An association between circadian rhythms and mood regulation is well established, and disturbed circadian clocks are believed to contribute to the development of mood disorders, including major depressive disorder. The circadian system is coordinated by the suprachiasmatic nucleus (SCN), the master pacemaker in the hypothalamus that receives light input from the retina and synchronizes circadian oscillators in other brain regions and peripheral tissues. Lacking the tight neuronal network that couples single-cell oscillators in the SCN, circadian clocks outside the SCN may be less stable and more susceptible to disturbances, for example by clock gene mutations or uncontrollable stress. However, non-SCN circadian clocks have not been studied extensively in rodent models of mood disorders. In the present study, it was hypothesized that disturbances of local circadian clocks in mood-regulating brain areas are associated with depression-like behaviour in mice. Using the learned helplessness procedure, depression-like behaviour was evoked in mice bearing the PER2::LUC circadian reporter, and then circadian rhythms of PER2 expression were examined in brain slices from these mice using luminometry and bioluminescence imaging. It was found that helplessness is associated with absence of circadian rhythms in the nucleus accumbens and the periaqueductal grey, two of the most critical brain regions within the reward circuit. The current study provides evidence that susceptibility of mice to depression-like behaviour is associated with disturbed local circadian clocks in a subset of mood-regulating brain areas, but the direction of causality remains to be determined.

Dissociation of learned helplessness and fear conditioning in mice: a mouse model of depression.

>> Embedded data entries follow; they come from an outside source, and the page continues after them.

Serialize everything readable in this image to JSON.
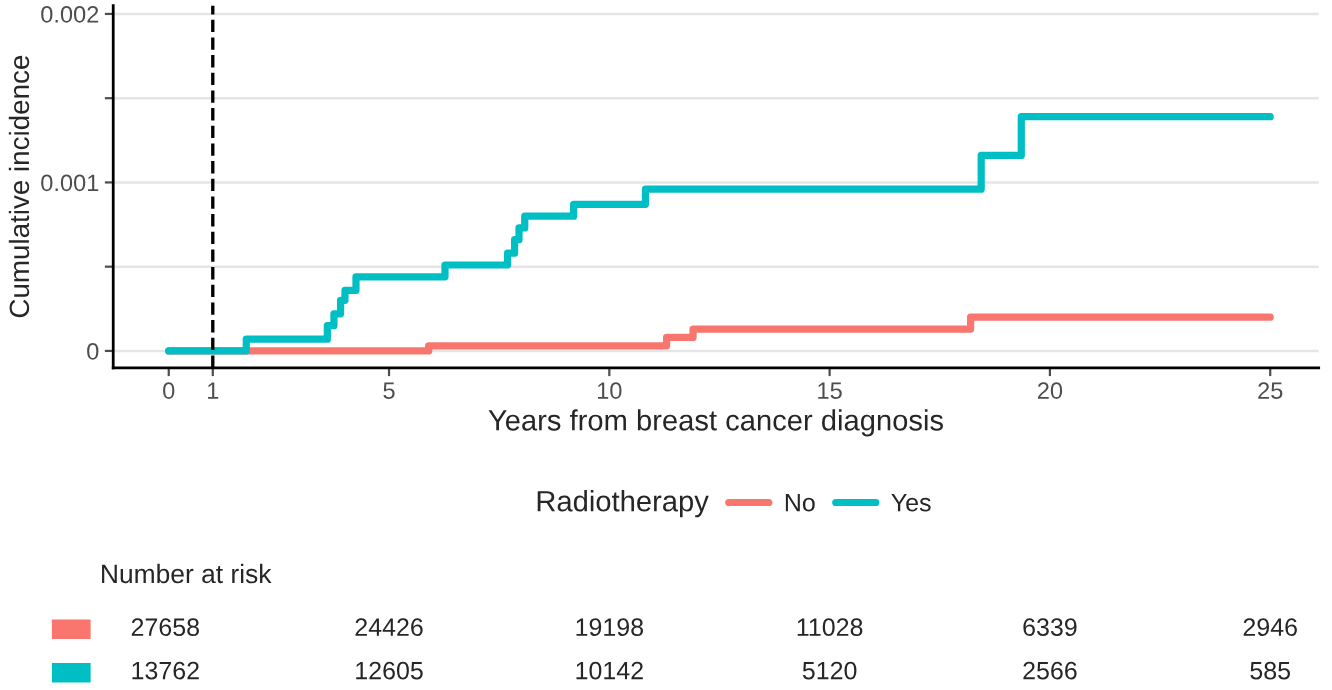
{
  "chart_data": {
    "type": "step",
    "xlabel": "Years from breast cancer diagnosis",
    "ylabel": "Cumulative incidence",
    "legend_title": "Radiotherapy",
    "series": [
      {
        "name": "No",
        "color": "#f8766d",
        "x": [
          0,
          5.9,
          11.3,
          11.9,
          18.2,
          25
        ],
        "values": [
          0,
          3e-05,
          8e-05,
          0.00013,
          0.0002,
          0.0002
        ]
      },
      {
        "name": "Yes",
        "color": "#00bfc4",
        "x": [
          0,
          1.76,
          3.6,
          3.75,
          3.9,
          4.0,
          4.25,
          6.27,
          7.69,
          7.85,
          7.95,
          8.08,
          9.19,
          10.82,
          18.44,
          19.35,
          25
        ],
        "values": [
          0,
          7e-05,
          0.00015,
          0.00022,
          0.0003,
          0.00036,
          0.00044,
          0.00051,
          0.00058,
          0.00066,
          0.00073,
          0.0008,
          0.00087,
          0.00096,
          0.00116,
          0.00139,
          0.00139
        ]
      }
    ],
    "xlim": [
      -1.26,
      26.1
    ],
    "ylim": [
      -0.0001,
      0.00205
    ],
    "xticks": [
      0,
      1,
      5,
      10,
      15,
      20,
      25
    ],
    "yticks": [
      {
        "value": 0,
        "label": "0"
      },
      {
        "value": 0.0005,
        "label": null
      },
      {
        "value": 0.001,
        "label": "0.001"
      },
      {
        "value": 0.0015,
        "label": null
      },
      {
        "value": 0.002,
        "label": "0.002"
      }
    ],
    "grid": "y",
    "legend": "bottom",
    "line_style": "solid",
    "ref_lines": [
      {
        "axis": "x",
        "value": 1,
        "color": "#000000",
        "line_style": "dashed"
      }
    ],
    "annotations": [
      "Number at risk",
      "27658",
      "24426",
      "19198",
      "11028",
      "6339",
      "2946",
      "13762",
      "12605",
      "10142",
      "5120",
      "2566",
      "585"
    ]
  }
}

The state of being helpless is regarded as a central aspect of depression, and therefore the learned helplessness paradigm in rodents is commonly used as an animal model of depression. The term 'learned helplessness' refers to a deficit in escaping from an aversive situation after an animal is exposed to uncontrollable stress specifically, with a control/comparison group having been exposed to an equivalent amount of controllable stress. A key feature of learned helplessness is the transferability of helplessness to different situations, a phenomenon called 'trans-situationality'. However, most studies in mice use learned helplessness protocols in which training and testing occur in the same environment and with the same type of stressor. Consequently, failures to escape may reflect conditioned fear of a particular environment, not a general change of the helpless state of an animal. For mice, there is no established learned helplessness protocol that includes the trans-situationality feature. Here we describe a simple and reliable learned helplessness protocol for mice, in which training and testing are carried out in different environments and with different types of stressors. We show that with our protocol approximately 50% of mice develop learned helplessness that is not attributable to fear conditioning.